Hild is scheduled to be sentenced in January after a long delay following the trial in April 2021

The motion by Michael Hild, former CEO of defunct reverse mortgage lender Live Well Financial, for an acquittal or new proceeding in his bond fraud trial has been denied, according to an order from the presiding judge. Hild is now slated to be sentenced in January 2023.

Hild, who in April 2021 was found guilty of playing a role in a fraud scheme that artificially inflated the value of the former lender’s bonds, argued in the motion that he did not receive adequate counsel by his former attorney, Benjamin Dusing, related to a series of legal difficulties and disputes.

Shortly after the verdict was handed down, Hild enlisted the services of a new attorney with a specialty in the appeals process, who requested a new trial based on arguments of the sufficiency of trial evidence.

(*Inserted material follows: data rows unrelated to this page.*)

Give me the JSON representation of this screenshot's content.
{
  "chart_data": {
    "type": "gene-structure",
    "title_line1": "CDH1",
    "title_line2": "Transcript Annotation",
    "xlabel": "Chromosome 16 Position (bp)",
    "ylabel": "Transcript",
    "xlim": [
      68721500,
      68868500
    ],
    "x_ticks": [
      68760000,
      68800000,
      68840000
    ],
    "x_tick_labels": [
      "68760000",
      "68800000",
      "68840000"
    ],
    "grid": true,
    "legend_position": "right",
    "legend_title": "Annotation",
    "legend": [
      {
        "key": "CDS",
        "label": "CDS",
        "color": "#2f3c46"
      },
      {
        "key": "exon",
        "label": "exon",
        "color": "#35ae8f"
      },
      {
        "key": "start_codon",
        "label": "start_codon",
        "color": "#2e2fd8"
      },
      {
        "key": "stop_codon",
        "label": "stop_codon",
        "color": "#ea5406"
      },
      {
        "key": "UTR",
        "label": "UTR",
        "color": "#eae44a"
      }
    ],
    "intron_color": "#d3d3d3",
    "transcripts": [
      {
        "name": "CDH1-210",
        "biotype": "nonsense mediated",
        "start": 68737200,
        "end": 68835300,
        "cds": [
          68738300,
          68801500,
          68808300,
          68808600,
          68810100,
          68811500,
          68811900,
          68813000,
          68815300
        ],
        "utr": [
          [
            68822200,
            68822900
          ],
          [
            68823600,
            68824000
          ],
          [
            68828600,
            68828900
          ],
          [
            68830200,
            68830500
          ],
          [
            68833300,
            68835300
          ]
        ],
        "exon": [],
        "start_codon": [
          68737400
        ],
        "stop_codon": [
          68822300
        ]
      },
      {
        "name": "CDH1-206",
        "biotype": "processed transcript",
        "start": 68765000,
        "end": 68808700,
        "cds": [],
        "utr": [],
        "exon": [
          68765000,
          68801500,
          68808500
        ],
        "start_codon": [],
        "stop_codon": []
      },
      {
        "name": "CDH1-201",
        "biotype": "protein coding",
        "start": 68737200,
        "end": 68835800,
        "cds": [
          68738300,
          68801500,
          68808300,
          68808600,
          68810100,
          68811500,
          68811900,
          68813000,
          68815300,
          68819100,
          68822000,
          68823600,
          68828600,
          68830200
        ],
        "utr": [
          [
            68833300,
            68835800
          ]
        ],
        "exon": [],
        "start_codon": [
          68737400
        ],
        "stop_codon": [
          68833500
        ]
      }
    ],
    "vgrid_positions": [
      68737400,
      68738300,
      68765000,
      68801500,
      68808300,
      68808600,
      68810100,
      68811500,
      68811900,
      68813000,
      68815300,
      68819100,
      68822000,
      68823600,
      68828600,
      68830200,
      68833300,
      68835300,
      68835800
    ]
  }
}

However, Judge Ronnie Abrams denied the motions for acquittal and a new trial in a 64-page order released on Wednesday morning. Judge Abrams noted in the order that the facts as presented by Hild’s team did not indicate either that Hild’s trial representation was deficient, nor that a different result would’ve been reached based on the defense’s sufficiency of evidence argument.

“[T]he Court concludes that Dusing’s representation of Hild at trial was not constitutionally deficient,” Abrams wrote.

Hild is now scheduled to be sentenced on January 27, 2023. Hild’s attorney did not immediately return a request for comment.

In April 2021, the jury in the case determined that Hild participated in an effort to fraudulently inflate the value of the company’s bonds by approximately $200 million in order to allow it to borrow more money.

The government alleged that this allowed Hild to personally profit off of the act by increasing his own compensation. Hild’s compensation went from approximately $1.4 million in 2015 to approximately $5 million in 2016, reaching approximately $9.7 million in 2017 and over $8 million in 2018, according to the U.S. Department of Justice (DOJ).